Barristers signalled support for the introduction of quotas to increase the diversity of the profession at the bar’s annual conference.

Desiree Artesi of London’s Thomas More Chambers said entry to the law is still too ‘socially exclusive’ and the process of change needs to be ‘significantly accelerated’.

She called for quotas to be introduced at tenancy stage across all sets of chambers to increase the number of women, and black and minority ethnic people at the bar.

Artesi suggested a clear ‘business case’ for chambers looking to expand into countries in Africa, for example, to recruit more BME candidates. ‘Some corporate clients have minimum diversity criteria for those acting for them – chambers will lose out if they are not diverse.’

Citing the increase in female MPs following the use of all-women shortlists, Kim Hollis QC, chairman of the Bar Council’s equality and diversity committee, suggested quotas are the ‘most efficient means’ of increasing representation.

Hollis said: ‘Quotas may not be fair, they may grate against liberal principles and cast aspersions on the merit of the applicant, but they are a means that guarantee equal representation quickly.’

But Courtenay Griffiths QC, of 25 Bedford Row voiced ‘vehement’ opposition, saying quotas would not work because they do nothing to address ‘fundamental issues of racism, prejudice and class’.

Griffiths argued that quotas are ‘insulting’ as they suggest a candidate is not good enough on their own ability and require the ‘hurdles’ to admission to be lowered.

But he warned that the ‘real danger’ in applying quotas lies in creating ‘ghettos’ in chambers, where barristers will be viewed as ‘second-class citizens’.
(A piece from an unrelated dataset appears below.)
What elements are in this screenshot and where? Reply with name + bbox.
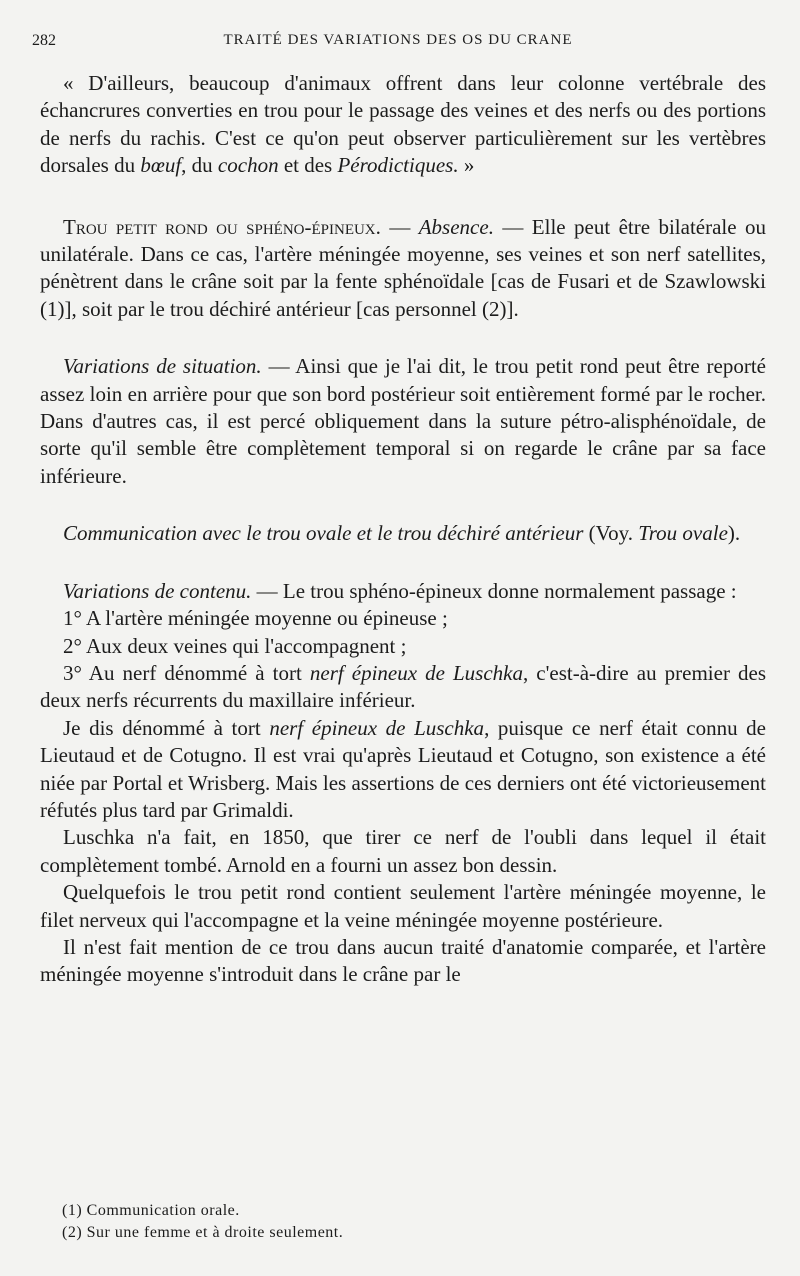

He suggested the ‘real driver’ to accelerate diversity rates will be globalisation and the desire of chambers to work for growing economies in Africa prospering due to oil, gas and mineral industries.

‘Commercial sets better wake up and smell the coffee,’ he said. ‘If you want to do business in those markets, put your house in order.’

Rather than gender or ethnicity, Griffiths suggested the ‘major barrier’ for entrants is where they went to school and university. He cited the Bar Barometer survey, which showed 40% of the profession went to Oxbridge and three London universities.

Most attending the session indicated support for quotas.